Block grants have a lot of appeal, not the least of which is that the cost is more easily controlled. For Congressional appropriators, it is more palatable to hold flat or cut block grants than to cut cost-based programs like the Housing Choice Voucher program and be faced with poor people actually losing their homes. Indeed, Congress wants to reduce HUD’s budget by cutting HOME and its larger, older (and even more flexible) cousin, CDBG, the Community Development Block Grant program.
States and localities do not have to compete to get block grant funds. They just have to fill out the paperwork. Under federal law, states and localities are “entitled” to receive their block grants and spend them as they see fit within a rather broad list of eligible activities. State and local governments are run by elected officials, who are a diverse lot. Of the 641 jurisdictions that receive HOME funds, we should not be surprised that some are not run as competently as others. Capacity varies considerably. Nor should we be surprised that the process for allocating funds to grantees by state and local governments is not immune from local political pressures.
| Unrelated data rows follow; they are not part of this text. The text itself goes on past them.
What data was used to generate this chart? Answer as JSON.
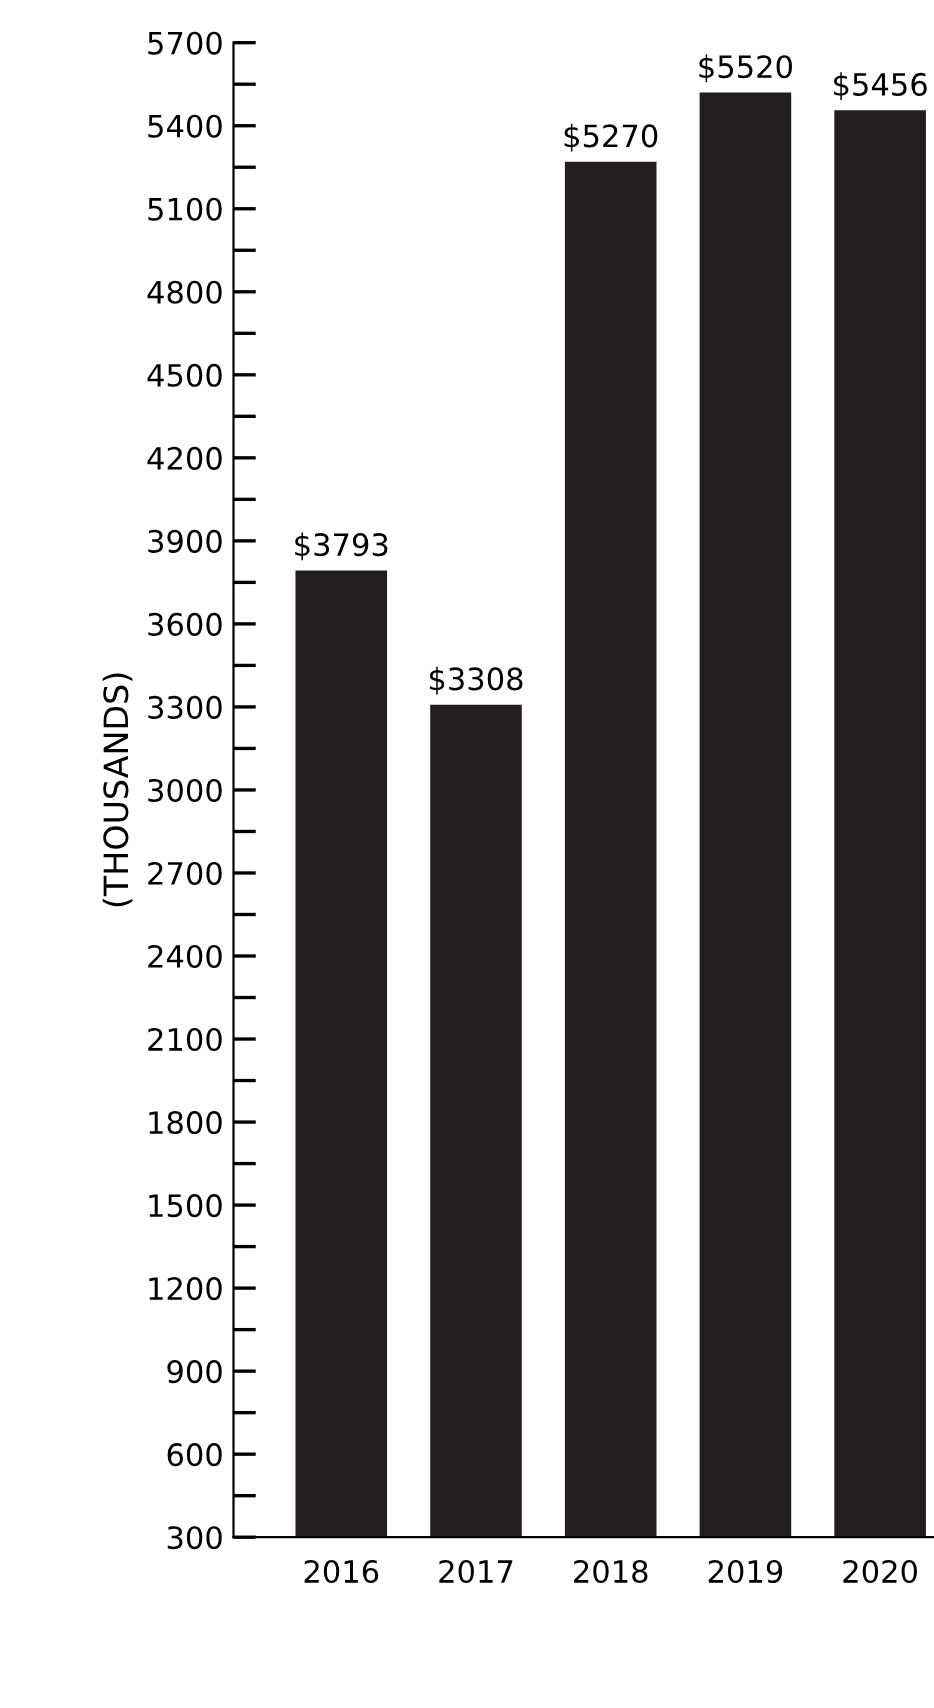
{
  "chart_data": {
    "type": "bar",
    "categories": [
      "2016",
      "2017",
      "2018",
      "2019",
      "2020"
    ],
    "values": [
      3793,
      3308,
      5270,
      5520,
      5456
    ],
    "value_labels": [
      "$3793",
      "$3308",
      "$5270",
      "$5520",
      "$5456"
    ],
    "color": "#231f20",
    "ylabel": "(THOUSANDS)",
    "ylim": [
      300,
      5700
    ],
    "yticks": [
      300,
      {
        "value": 450,
        "label": null
      },
      600,
      {
        "value": 750,
        "label": null
      },
      900,
      {
        "value": 1050,
        "label": null
      },
      1200,
      {
        "value": 1350,
        "label": null
      },
      1500,
      {
        "value": 1650,
        "label": null
      },
      1800,
      {
        "value": 1950,
        "label": null
      },
      2100,
      {
        "value": 2250,
        "label": null
      },
      2400,
      {
        "value": 2550,
        "label": null
      },
      2700,
      {
        "value": 2850,
        "label": null
      },
      3000,
      {
        "value": 3150,
        "label": null
      },
      3300,
      {
        "value": 3450,
        "label": null
      },
      3600,
      {
        "value": 3750,
        "label": null
      },
      3900,
      {
        "value": 4050,
        "label": null
      },
      4200,
      {
        "value": 4350,
        "label": null
      },
      4500,
      {
        "value": 4650,
        "label": null
      },
      4800,
      {
        "value": 4950,
        "label": null
      },
      5100,
      {
        "value": 5250,
        "label": null
      },
      5400,
      {
        "value": 5550,
        "label": null
      },
      5700
    ],
    "grid": false
  }
}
It takes a bold HUD Secretary to take action against a jurisdiction for misdeeds related to block grants and most have been reluctant to do so. Low income housing advocates have been heartened by the willingness of current HUD Secretary Shaun Donovan to challenge state and local officials to do a better job. A notable recent case is when HUD rejected Texas Governor Rick Perry’s plan to distribute CDBG disaster dollars for Hurricane Ike and forced Texas to come up with a new plan that would get more money to counties with the greatest need and less money to counties run by his political allies.
Much of the emphasis in the article was on the delays in completing projects funded in part by HOME. I won’t defend any of the examples cited, but I will say that our current system of developing affordable housing is so convoluted that it is a wonder there are not more delays. Virtually no project is financed only by HOME. The developer has to “leverage” funds from multiple sources, with different application processes and time frames. Leveraging is an intentional component of all federal affordable housing development programs.
To leverage HOME funds requires developers to apply for several types of competitive grants from local, state, and federal government entities, as well as private philanthropy. HOME funds are usually coupled with one or another tax credit, which requires developers to find tax credit investors as well. Of course, most developers also have to borrow money from banks. Obtaining local zoning approvals and other permits present additional challenges. Community opposition can surface at any time and local politicians are notorious for succumbing to NIMBYism. Any problem in this complex system can delay or even halt a project.
However, the most important fact that the Post articles miss is that even if all the HUD programs worked perfectly, there would still be hundreds of thousands of people who are homeless in the United States and millions of poor people who do not have decent and affordable homes. Today, there are 10 million American households with incomes at or less than 30% of the area median ($31,050 a year in the DC metro area) and only 6.5 million homes (PDF) renting at prices they can afford. HUD programs are grossly underfunded. This is the real scandal.